The Rosetta space probe mission ended on September 30, 2016 with its landing on the surface of comet 67P/Churyumov-Gerasimenko and its destruction due to the fact that it wasn’t designed to land. The maneuver was programmed only because Rosetta had reached the end of its mission. However, the enormous amount of data collected keeps on getting analyzed, in this case the infrared images captured by the VIRTIS (Visible InfraRed and Thermal Imaging Spectrometer) instrument between August and September 2014, about a year before it reached perihelion.
The image (Courtesy Tosi et al. All rights reserved) shows a comparison between the temperature detected on the surface of comet 67P/Churyumov-Gerasimenko on August 22, 2014, in panel a, and the one simulated using a thermophysical model that assumes a top layer of the surface dominated by dust and minimal sublimation projected on a model of 3D digital shape of the nucleus, in panel b. Panel c shows the difference between the measured values and the ones derived from the simulation in which green shows an agreement. In the moment of maximum sunstroke there’s a shadow of the small lobe of the nucleus on the big lobe.

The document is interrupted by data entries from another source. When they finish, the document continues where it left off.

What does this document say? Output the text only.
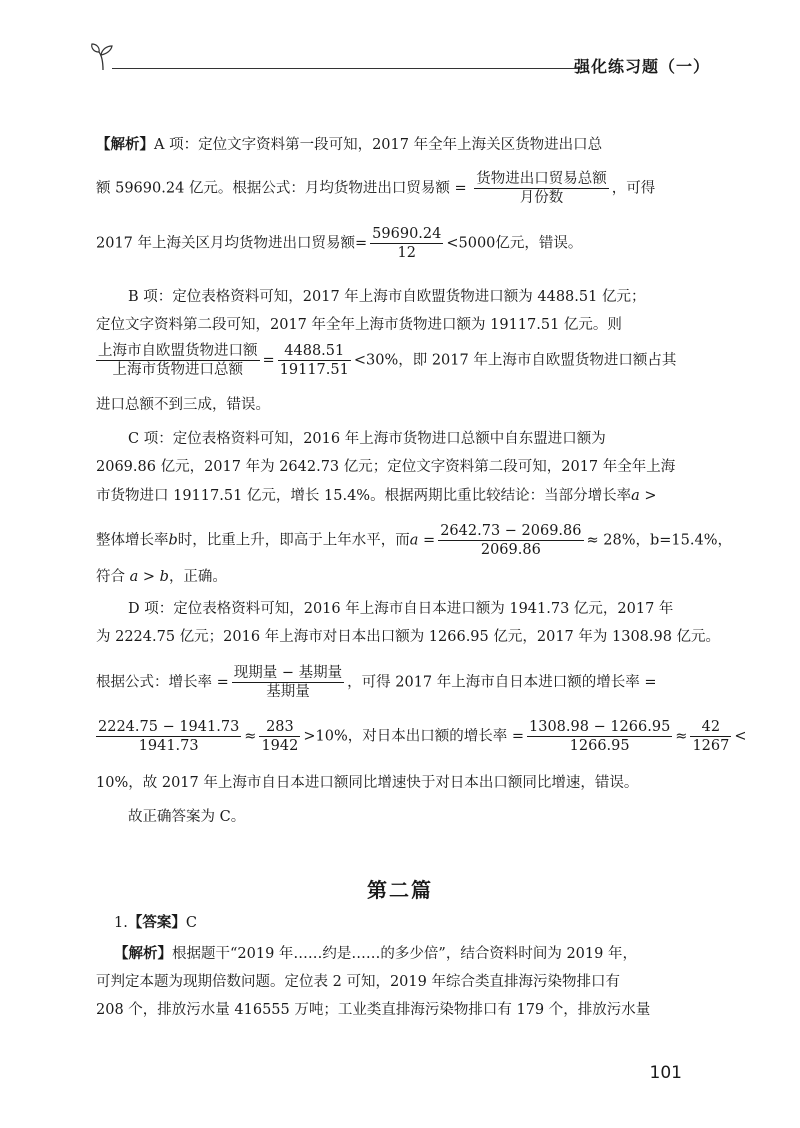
强化练习题（一）
【解析】A 项：定位文字资料第一段可知，2017 年全年上海关区货物进出口总
额 59690.24 亿元。根据公式：月均货物进出口贸易额 = $\frac{\text{货物进出口贸易总额}}{\text{月份数}}$ ，可得
2017 年上海关区月均货物进出口贸易额= $\frac{59690.24}{12} <5000$亿元，错误。
B 项：定位表格资料可知，2017 年上海市自欧盟货物进口额为 4488.51 亿元；
定位文字资料第二段可知，2017 年全年上海市货物进口额为 19117.51 亿元。则
$\frac{\text{上海市自欧盟货物进口额}}{\text{上海市货物进口总额}} = \frac{4488.51}{19117.51} <30\%$，即 2017 年上海市自欧盟货物进口额占其
进口总额不到三成，错误。
C 项：定位表格资料可知，2016 年上海市货物进口总额中自东盟进口额为
2069.86 亿元，2017 年为 2642.73 亿元；定位文字资料第二段可知，2017 年全年上海
市货物进口 19117.51 亿元，增长 15.4%。根据两期比重比较结论：当部分增长率a >
整体增长率b时，比重上升，即高于上年水平，而$a = \frac{2642.73 - 2069.86}{2069.86} \approx 28\%$，b=15.4%，
符合 a > b，正确。
D 项：定位表格资料可知，2016 年上海市自日本进口额为 1941.73 亿元，2017 年
为 2224.75 亿元；2016 年上海市对日本出口额为 1266.95 亿元，2017 年为 1308.98 亿元。
根据公式：增长率 = $\frac{\text{现期量 − 基期量}}{\text{基期量}}$ ，可得 2017 年上海市自日本进口额的增长率 =
$\frac{2224.75 - 1941.73}{1941.73} \approx \frac{283}{1942} >10\%$，对日本出口额的增长率 = $\frac{1308.98 - 1266.95}{1266.95} \approx \frac{42}{1267}$ <
10%，故 2017 年上海市自日本进口额同比增速快于对日本出口额同比增速，错误。
故正确答案为 C。
第二篇
1.【答案】C
【解析】根据题干“2019 年……约是……的多少倍”，结合资料时间为 2019 年，
可判定本题为现期倍数问题。定位表 2 可知，2019 年综合类直排海污染物排口有
208 个，排放污水量 416555 万吨；工业类直排海污染物排口有 179 个，排放污水量
101
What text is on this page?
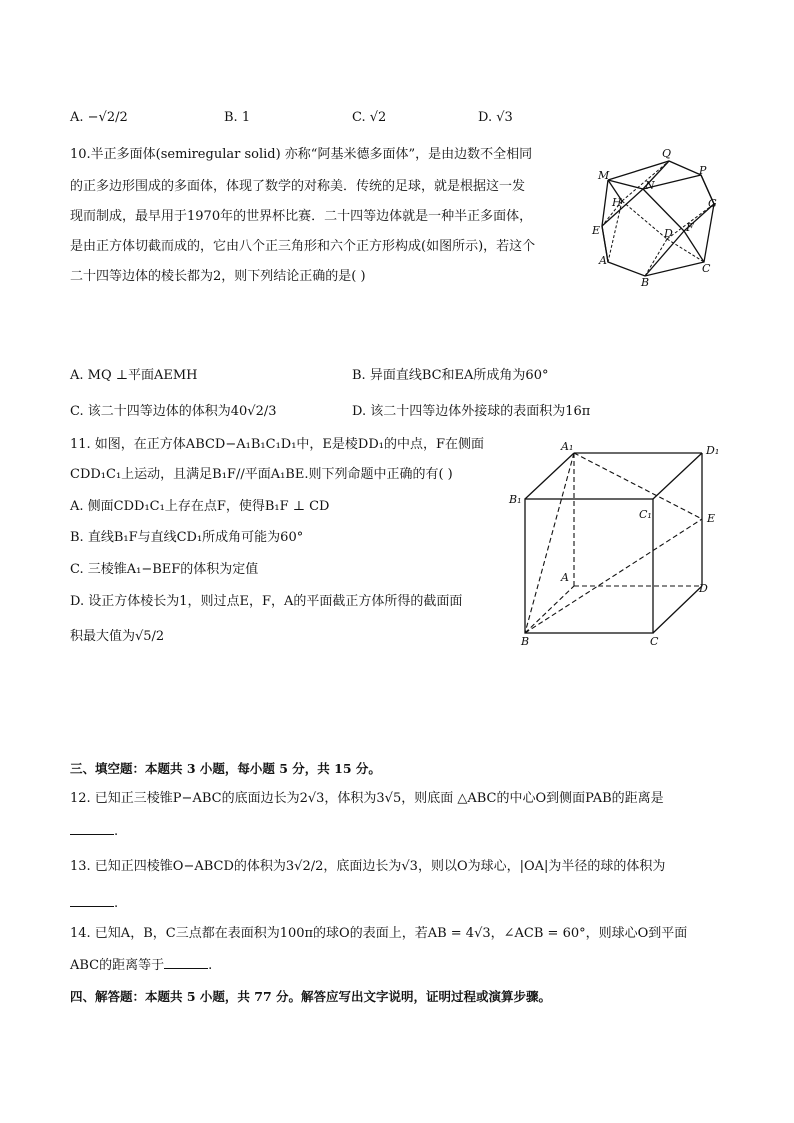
A. −√2/2	B. 1	C. √2	D. √3
10.半正多面体(semiregular solid) 亦称“阿基米德多面体”，是由边数不全相同
的正多边形围成的多面体，体现了数学的对称美．传统的足球，就是根据这一发
现而制成，最早用于1970年的世界杯比赛．二十四等边体就是一种半正多面体，
是由正方体切截而成的，它由八个正三角形和六个正方形构成(如图所示)，若这个
二十四等边体的棱长都为2，则下列结论正确的是( )
M
Q
N
P
H	G
E	D F
A
B
C
A. MQ ⊥平面AEMH	B. 异面直线BC和EA所成角为60°
C. 该二十四等边体的体积为40√2/3	D. 该二十四等边体外接球的表面积为16π
11. 如图，在正方体ABCD−A₁B₁C₁D₁中，E是棱DD₁的中点，F在侧面
CDD₁C₁上运动，且满足B₁F//平面A₁BE.则下列命题中正确的有( )
A. 侧面CDD₁C₁上存在点F，使得B₁F ⊥ CD
B. 直线B₁F与直线CD₁所成角可能为60°
C. 三棱锥A₁−BEF的体积为定值
D. 设正方体棱长为1，则过点E，F，A的平面截正方体所得的截面面
积最大值为√5/2
A₁	D₁
B₁
C₁	E
A
D
B	C
三、填空题：本题共 3 小题，每小题 5 分，共 15 分。
12. 已知正三棱锥P−ABC的底面边长为2√3，体积为3√5，则底面 △ABC的中心O到侧面PAB的距离是
.
13. 已知正四棱锥O−ABCD的体积为3√2/2，底面边长为√3，则以O为球心，|OA|为半径的球的体积为
.
14. 已知A，B，C三点都在表面积为100π的球O的表面上，若AB = 4√3，∠ACB = 60°，则球心O到平面
ABC的距离等于	.
四、解答题：本题共 5 小题，共 77 分。解答应写出文字说明，证明过程或演算步骤。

The average temperature detected in the period examined was approximately 213 Kelvin, -60° Celsius, but some areas were warmer, reaching -43° Celsius. This is due to a phenomenon called self-heating which occurs in sinking of the surface where the internal walls reflect heat. That discovery was surprising because comet 67P/Churyumov-Gerasimenko reflects only 6% of sunlight so it approximates a so-called black body. The analysis of the data showed that the anomalies were concentrated in the neck of the nucleus, the area that joins the two lobes. The presence of a few millimeters of dust and a minimal sublimation of volatile materials may be at the basis of self-heating.
Other variations were detected when the two lobes generate shadows at the maximum sunstroke. The resulting thermal stress can fragment the materials on the surface. To better understand the situation, the researchers studied in particular the region of the comet 67P/Churyumov-Gerasimenko called Imhotep, which tends to be smooth and without shadows with the consequence that self-heating is limited.
Data from another instrument, MIRO (Microwave Instrument for the Rosetta Orbiter), were also examined because it could detect temperature at greater depths. The only plausible explanation seems to be that the top centimeter on the surface is composed mainly of non-compact dust.
Eight months later comet 67P/Churyumov-Gerasimenko was much closer to the Sun but the temperatures detected by the VIRTIS instrument didn’t increase as predicted in the presence of a surface layer composed mainly of dust. This was explained by the changes that occurred following the approach to the Sun, which brought more and more volatile materials to the surface.
Angelo Zinzi of the Italian Space Agency’s SSDC (Space Science Data Center), one of the authors of this research, pointed out that he and his colleagues had to develop a system to visualize data directly on comet 67P/Churyumov-Gerasimenko’s nucleus shape because its shape made it difficult to analyze them with a classic 2D projection.
The excellent quality of the data collected by the VIRTIS instrument allowed to obtain these accurate temperature measurements on the surface of comet 67P/Churyumov-Gerasimenko. They help to understand the processes taking place on a comet in its period of activity and among other things imply that under the upper layer of its surface it is still more or less intact.